Pero la situación cambió de repente en cuanto Arn dejó caer un comentario acerca de la cerveza nupcial que le esperaba con Cecilia Rosa Algotsdotter.

Primero el canciller se comportó de la forma acostumbrada. Después se tornó frío y, en voz baja y con palabras amables, sugirió, aunque de manera imperativa, que sería mejor que el rey se retirase a la pequeña sala de consejos para tratar un asunto importante y que tanto él mismo como Arn y el tesorero Eskil deberían acompañarlo.

La sala de consejos se hallaba en la torre oriental del castillo. Lo único que había en la estancia era el trono de madera tallada del rey con las tres coronas, la silla del canciller con el león de los Folkung, la silla del arzobispo con la cruz, unos taburetes más pequeños forrados de cuero y una gran mesa de roble con sello, cera, pergamino y útiles de escritura. Las paredes de piedra encaladas estaban completamente vacías.

El rey estaba sentado tranquilamente en su gran silla debajo de una de las saeteras, de modo que los rayos de luz entraban en la sala pasando por encima de su cabeza. El canciller caminaba enfurecido por la habitación. Arn y Eskil se habían sentado sobre unos taburetes.
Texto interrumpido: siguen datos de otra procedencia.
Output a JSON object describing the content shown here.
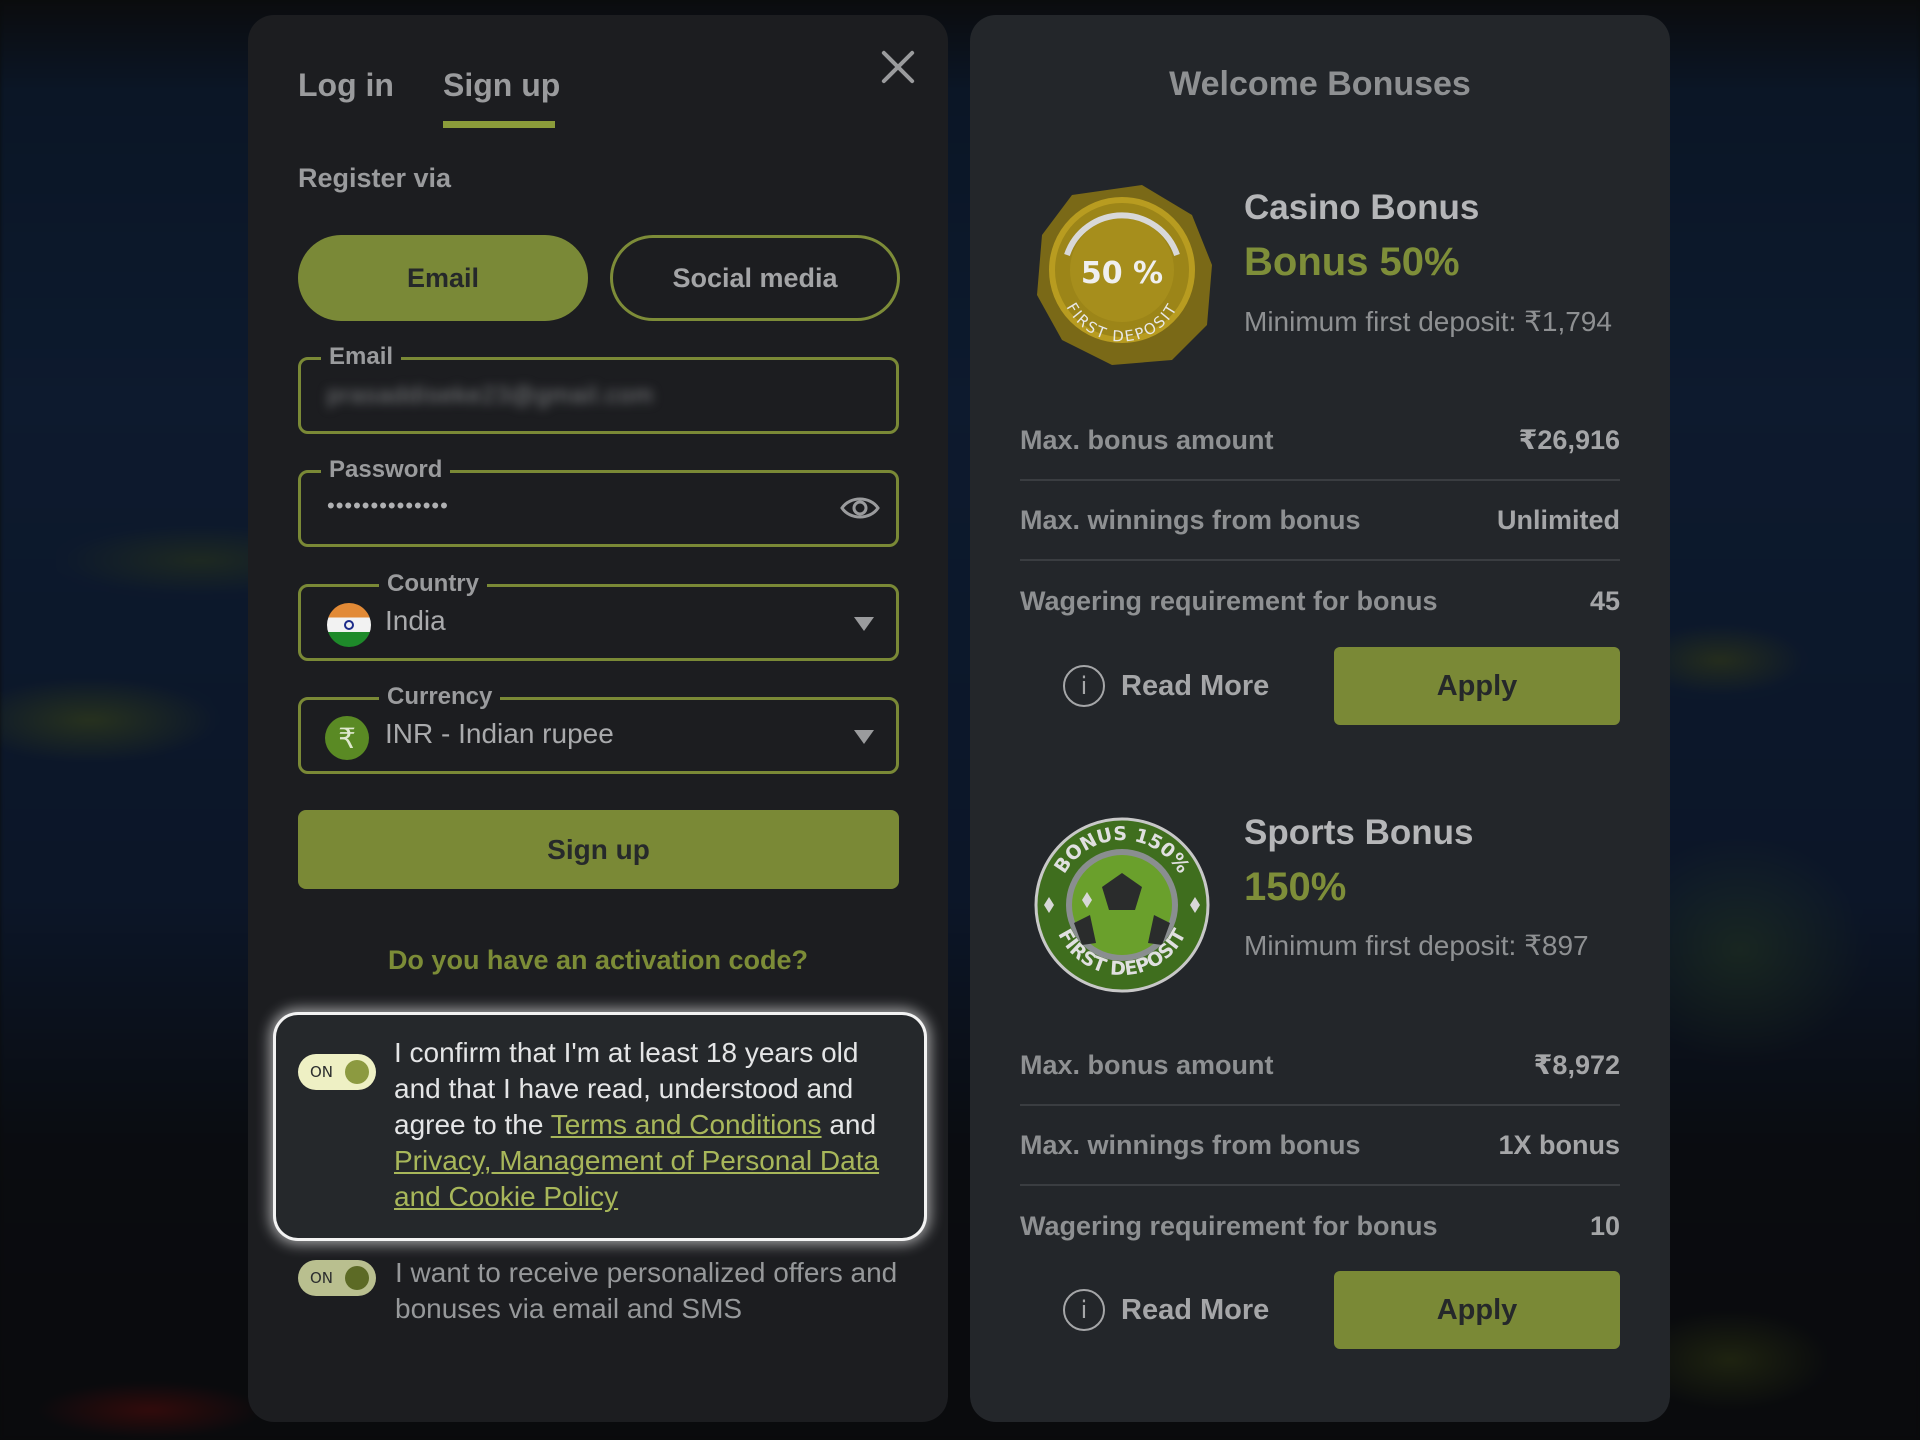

El canciller iba vestido con brillantes ropas extranjeras en gris y negro y en los pies calzaba unas babuchas de piel roja y dorada, el manto de los Folkung orlado de armiño se desplegaba tras él como si fuera en contra del viento cuando paseaba arriba y abajo para calmar su ira. El rey, que al igual que el canciller había cultivado una prominente barriga desde que Arn los había visto por última vez hacía mucho tiempo, permanecía sentado con apariencia tranquila mientras esperaba. Se había quedado casi calvo.

—¡Amor! —bramó de repente el canciller en un tono de voz que demostraba que en absoluto se había tranquilizado—. ¡El amor es para zánganos y débiles, lloricas y ociosos, solteronas y siervos! ¡Pero para los hombres, el amor es el diablo, un sueño de locos que produce mayor desgracia que cualquier otro sueño, un escollo traicionero en el mar, un árbol que cae sobre la senda de los caballos, madre de asesinatos e intrigas, padre de traición y mentira! ¡Y esto, Arn Magnusson, es lo que vienes arrastrando tras todos estos años! ¡Amor! Ahora que la suerte o la desgracia del reino están en juego. Cuando tu linaje y tu rey necesitan de tu apoyo, nos rechazas. ¡Y esa deshonra la justificas con esta enfermedad de niños e insensatos, como un ocioso cualquiera!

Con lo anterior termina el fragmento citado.